When you were a child, did you ever run into your teacher somewhere unexpected- the market, a fall fair, gas station, or restaurant? If you are like me, it made you feel really uncomfortable. Teachers are supposed to be in school, not picking out cold medicine and birthday cards at the drugstore in downtown Farmington, New Hampshire. That teachers have a life beyond their roles in the classroom, that they might be living and breathing people just like me – what a strange thought! That they might not live in the limited, school-shaped box I assumed they did was a shocking idea: that meant they were more than what I knew of them and how I experienced them.

The disciples who loved Jesus, who followed him and put their hopes in him, had expected to find Jesus in a tomb-shaped box among the dead. When he wasn’t confined to their limited understanding of him, when he wasn’t where they placed him in the grand scheme of things, it must have been the shock of a lifetime.

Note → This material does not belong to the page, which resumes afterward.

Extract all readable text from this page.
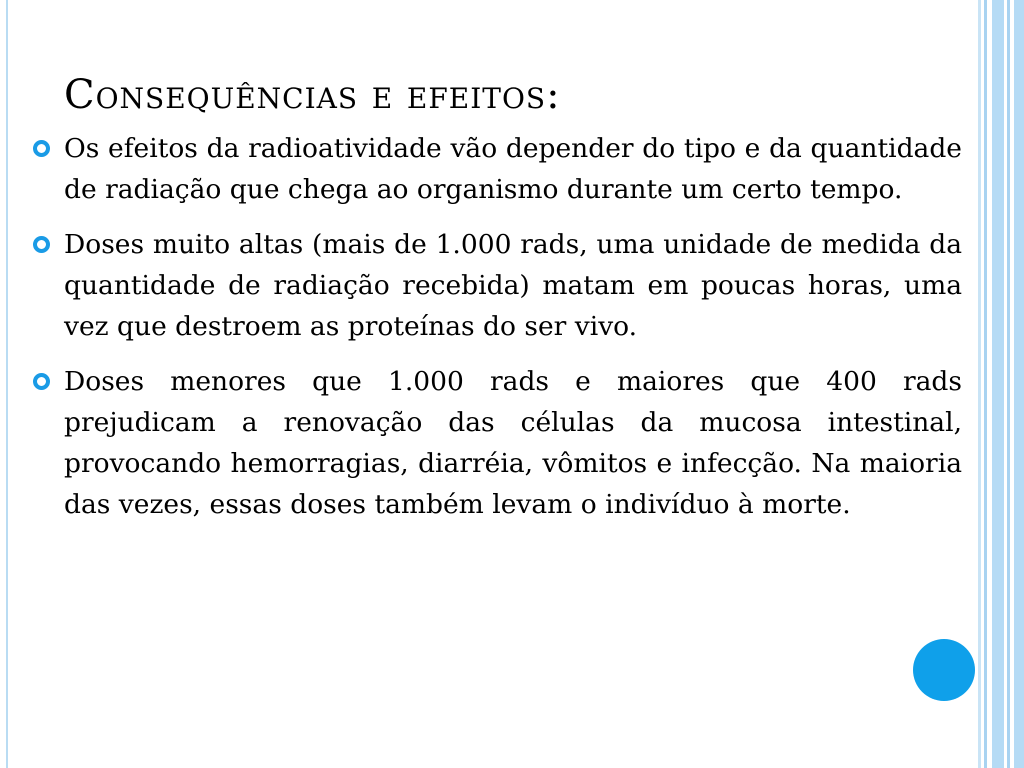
Consequências e efeitos:
Os efeitos da radioatividade vão depender do tipo e da quantidade de radiação que chega ao organismo durante um certo tempo.
Doses muito altas (mais de 1.000 rads, uma unidade de medida da quantidade de radiação recebida) matam em poucas horas, uma vez que destroem as proteínas do ser vivo.
Doses menores que 1.000 rads e maiores que 400 rads prejudicam a renovação das células da mucosa intestinal, provocando hemorragias, diarréia, vômitos e infecção. Na maioria das vezes, essas doses também levam o indivíduo à morte.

I hope I learn this lesson well enough to stop putting God in a box of specific shape and size – no matter how lovely the box, it won’t be big enough to contain the creator of the whole universe. Even church-shaped, denominationally decorated boxes will not contain a living Christ.

[The Deer’s Cry, Rita Connolly, from Shaun Davey, The Pilgrim, released 1983, recorded at Festival Interceltique de Loriant, Glasgow royal concert hall, Tara Music]

Where there is Poverty

Where there is Poverty and Joy,

there is neither Cupidity nor Avarice. St. Francis, The Admonitions XXVII

[For the complete prayer, click “Walking from Easter to Pentecost with St. Francis]

There is a lot packed into these twelve words, so I’m taking my time with this sentence. Today, just the first four are quite enough.

Poverty is the ability to see what is necessary and what is not – and paring life down to avoid confusing the two. For Francis, that meant giving up everything he owned and trusting that God would hold him fast. For such a leap of faith, he gained a life of joy and peace.

Is my life where poverty lives? If I read the lines right, avarice takes up residence wherever poverty doesn’t. Avarice is that awful compulsion to stuff everything possible into my life’s shopping cart, trying to avoid spiritual bankruptcy with cases of ramen noodles, pricey cars, marble countertops and designer fixtures. There’s never enough of anything, so everything must be grasped at and held in clenched fists; nothing can be spared, even for those in true need. Avarice is malnourishment to the point of starvation, because I’ve stuffed myself full of empty things and have no room for the daily bread that sustains. It’s starvation by excessive consumption.

Poverty is choosing daily bread over cotton candy, enough for today over hoarded junk food. When I trust that my life is safe in God’s embrace and in my neighbor’s company, I will rest content with what my labor brings me and I can happily give of what I have to help someone else.

Gracious God, I want to see what is necessary and good. I want to live a generous life. Help me give up everything that keeps me from such a life. Amen.